Выбрать главу

Шесть из дошедших до нас стихотворений Одоевского написаны, очевидно, в Петропавловской крепости. Едва ли он там писал в первое время. Начало возобновления поэтической деятельности Одоевского можно отнести к концу марта— апрелю 1826 гота.

Вероятно, еще до 14 декабря возникала перед Одоевским тема назначения поэта. Тема эта красной нитью проходит через творчество всех поэтов-декабристов, а для друга Одоевского — Кюхельбекера это, пожалуй, центральная тема. В свете приводившихся выше цитат из писем Одоевского просто нельзя не предположить, что у него и раньше были стихи о высоком призвании поэта. В Петропавловской крепости Одоевский пишет стихотворение «Сон поэта»:

В темнице есть певец народный, Но — не поет для суеты... ...Почтите сон его священный, Как пред борьбою сон борца.

Даже через 55 лет это стихотворение все еще казалось властям опасным, — рассматривая в 1881 году рукопись издания сочинений Одоевского, цензор находил, что «Сон поэта» подлежит исключению.

В ряде стихотворений, написанных и в Петропавловской крепости, и позже, в Сибири, Одоевский развивает тему поэта («Амур-Анакреон», «Два пастыря», «Сон поэта», «Тризна», — «Умирающий художник», «Последняя надежда»), сливающуюся у него с темой о творчестве вообще («Венера небесная», «Два духа», «Как я давно поэзию оставил!..»).

В трактовке темы поэта Одоевский продолжал дело Рылеева, создавшего образ восторженного агитатора, борца за общественное благо. Его стихи о поэзии перекликаются со стихами Кюхельбекера, негодовавшего на тех, рабов или тиранов, которым чужд поэтический восторг и ненавистны музы. Но в то же время образ поэта отличается у Одоевского существенно иными чертами.

У Ф. Н. Глинки, у Кюхельбекера поэт — это прежде всего пророк, гневный обличитель. Давид у Грибоедова — воин, победитель; он силен, правда, духом, а не «крепостью телесной», он — псалмопевец, но побеждает все же не песней, а мечом. Поэт Рылеева— это прежде всего оратор, трибун, гражданин — даже, демонстративно и подчеркнуто: не поэт, а гражданин.

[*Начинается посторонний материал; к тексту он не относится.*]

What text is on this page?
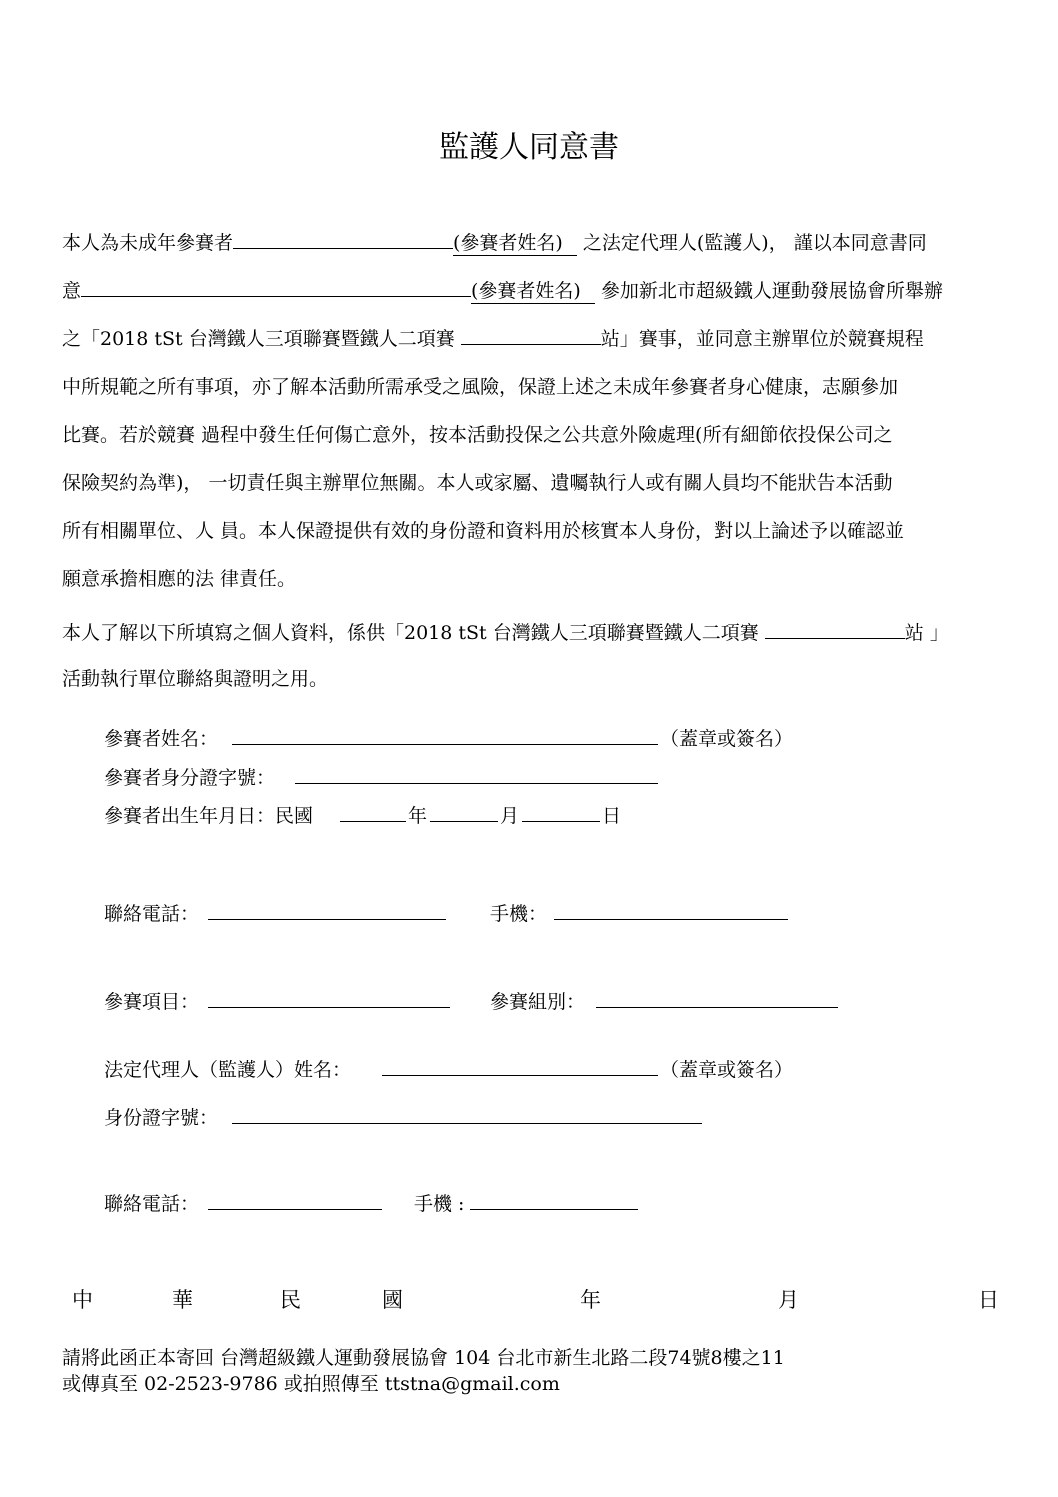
監護人同意書
本人為未成年參賽者	(參賽者姓名) 之法定代理人(監護人)， 謹以本同意書同
意	(參賽者姓名) 參加新北市超級鐵人運動發展協會所舉辦
之「2018 tSt 台灣鐵人三項聯賽暨鐵人二項賽	站」賽事，並同意主辦單位於競賽規程
中所規範之所有事項，亦了解本活動所需承受之風險，保證上述之未成年參賽者身心健康，志願參加
比賽。若於競賽 過程中發生任何傷亡意外，按本活動投保之公共意外險處理(所有細節依投保公司之
保險契約為準)， 一切責任與主辦單位無關。本人或家屬、遺囑執行人或有關人員均不能狀告本活動
所有相關單位、人 員。本人保證提供有效的身份證和資料用於核實本人身份，對以上論述予以確認並
願意承擔相應的法 律責任。
本人了解以下所填寫之個人資料，係供「2018 tSt 台灣鐵人三項聯賽暨鐵人二項賽	站 」
活動執行單位聯絡與證明之用。
參賽者姓名：	（蓋章或簽名）
參賽者身分證字號：
參賽者出生年月日：民國	年	月	日
聯絡電話：	手機：
參賽項目：	參賽組別：
法定代理人（監護人）姓名：	（蓋章或簽名）
身份證字號：
聯絡電話：	手機 :
中	華	民	國	年	月	日
請將此函正本寄回 台灣超級鐵人運動發展協會 104 台北市新生北路二段74號8樓之11
或傳真至 02-2523-9786 或拍照傳至 ttstna@gmail.com
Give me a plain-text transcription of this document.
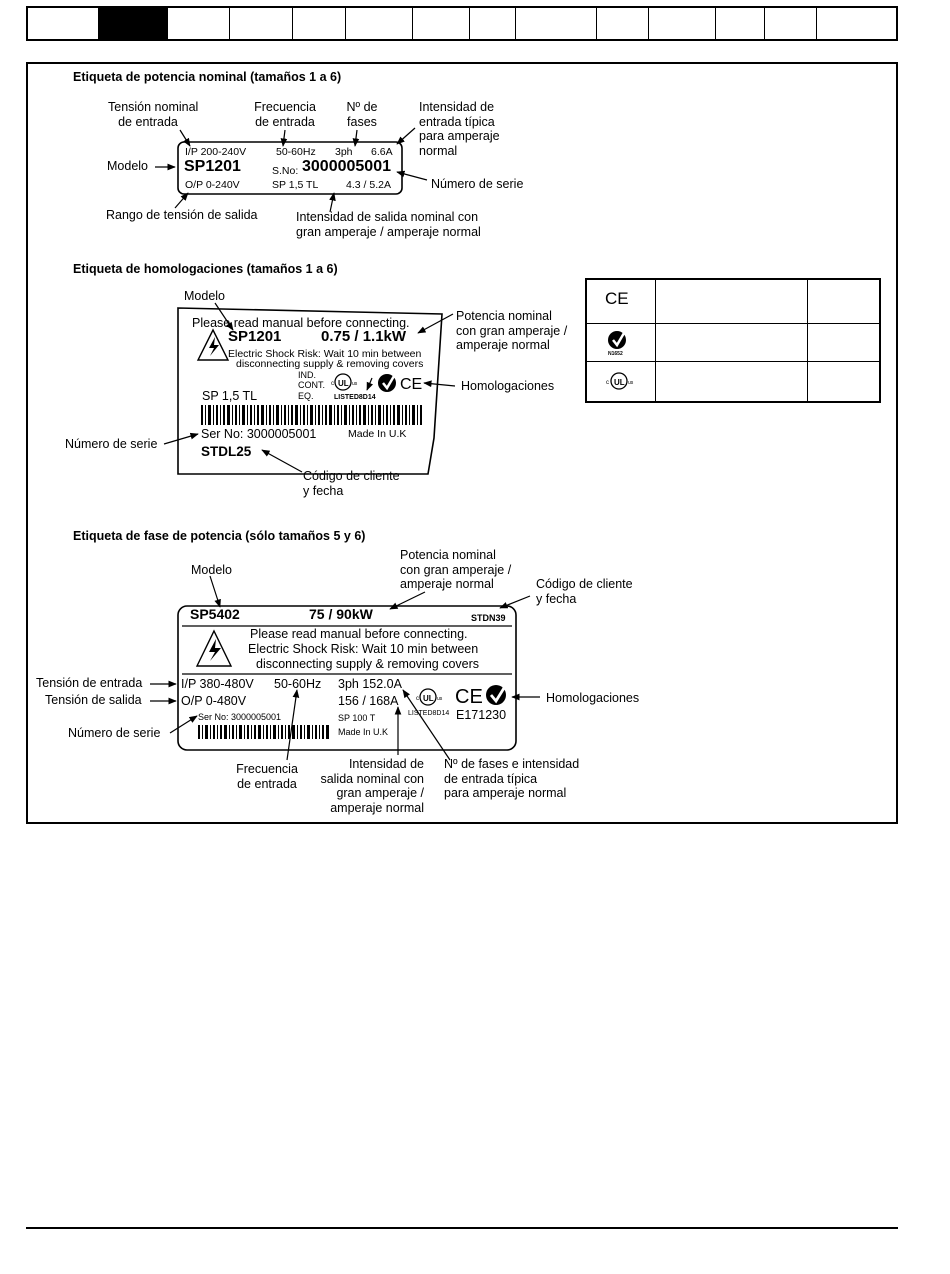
Etiqueta de potencia nominal (tamaños 1 a 6)
Etiqueta de homologaciones (tamaños 1 a 6)
Etiqueta de fase de potencia (sólo tamaños 5 y 6)
UL
c	us	CE
UL
c	us CE
I/P 200-240V	50-60Hz 3ph 6.6A
SP1201	S.No: 3000005001
O/P 0-240V	SP 1,5 TL	4.3 / 5.2A
Tensión nominal
de entrada
Frecuencia
de entrada
Nº de
fases
Intensidad de
entrada típica
para amperaje
normal
Modelo
Número de serie
Rango de tensión de salida	Intensidad de salida nominal con
gran amperaje / amperaje normal
Please read manual before connecting.
SP1201	0.75 / 1.1kW
Electric Shock Risk: Wait 10 min between
disconnecting supply & removing covers
IND.
CONT.
EQ.	LISTED8D14
SP 1,5 TL
Ser No: 3000005001	Made In U.K
STDL25
Modelo
Potencia nominal
con gran amperaje /
amperaje normal
Homologaciones
Número de serie
Código de cliente
y fecha
CE
N1652
UL
c	us
SP5402	75 / 90kW	STDN39
Please read manual before connecting.
Electric Shock Risk: Wait 10 min between
disconnecting supply & removing covers
I/P 380-480V 50-60Hz 3ph 152.0A
O/P 0-480V	156 / 168A
LISTED8D14 E171230
Ser No: 3000005001	SP 100 T
Made In U.K
Modelo
Potencia nominal
con gran amperaje /
amperaje normal	Código de cliente
y fecha
Tensión de entrada
Tensión de salida
Número de serie
Homologaciones
Frecuencia
de entrada
Intensidad de
salida nominal con
gran amperaje /
amperaje normal
Nº de fases e intensidad
de entrada típica
para amperaje normal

Как и у Рылеева, Кюхельбекера, Раевского, Глинки, образ поэта у Одоевского противопоставлен карамзинистскому беспечному эпикуреизму; он «не поет для суеты». Образ «певца народного», каким Одоевский осознал себя в Петропавловской крепости, проходит сквозь всю его поэзию. Боян в его поэме «Василько» с горечью поет: Видел я мира сильных князей, Видел царей пированья; Но на пиру, но в сонме гостей Братий Христовых не видел.

Слезы убогих искрами бьют В чашах шипучего меда. Гости смеются, весело пьют Слезы родного народа.

Искренняя любовь к родному народу запечатлена в мужественных строках Одоевского:

Спите, <равнины > угрюмые! Вы забыли, как поют. Пробудитесь!.. Песни вольные Оглашают вас. Славим нашу Русь, в неволе поем Вольность святую. Весело ляжем живые В могилу за святую Русь.

Но поэт Одоевского — не обличитель, не трибун. Это, прежде всего, певец-утешитель, чья «страдательная и сладкая» поэзия подымает дух, обещает «земное воскресение». Он может это обещать, потому что постиг «красу и стройность мира». Не случайно образ певца народного раскрывается в строках:

Срывает он душой свободной Небес бессмертные цветы.

В «Венере небесной» поэт говорит о себе; и эти слова могут послужить эпиграфом ко всему творчеству Одоевского:

Взор лучезарный мне в душу запал, С ним — и мученье, и сладость.

Поэзия, по Одоевскому, это «божий глагол»,

И пеньем птиц, и бурями воспетый, То в радугу, то в молнию одетый, И в цвет полей, и в звездный хоровод, В порывы туч, и в глубь бездонных вод, Единый ввек и вечно разнозвучный!

Этот лирический, вернее — лирико-философский образ поэта очень близок к аналогичному образу у Д. В. Веневитинова.

Сопоставление декабриста Одоевского с «любомудром» Веневитиновым может показаться случайным. Но близость к декабристской поэзии в стихах Веневитинова и в его критических выступлениях очевидна. Сам он, как известно, будучи арестован в 1826 году, заявил, что если он и не принадлежал к обществу декабристов, то «мог бы легко принадлежать ему». И в его образ поэта, в котором, конечно, воплощены шеллингианские мотивы, врывается иной пафос — мы можем с полным правом назвать его гражданским:

Да! Смерть мила, когда цвет жизни Приносишь в дань своей отчизне.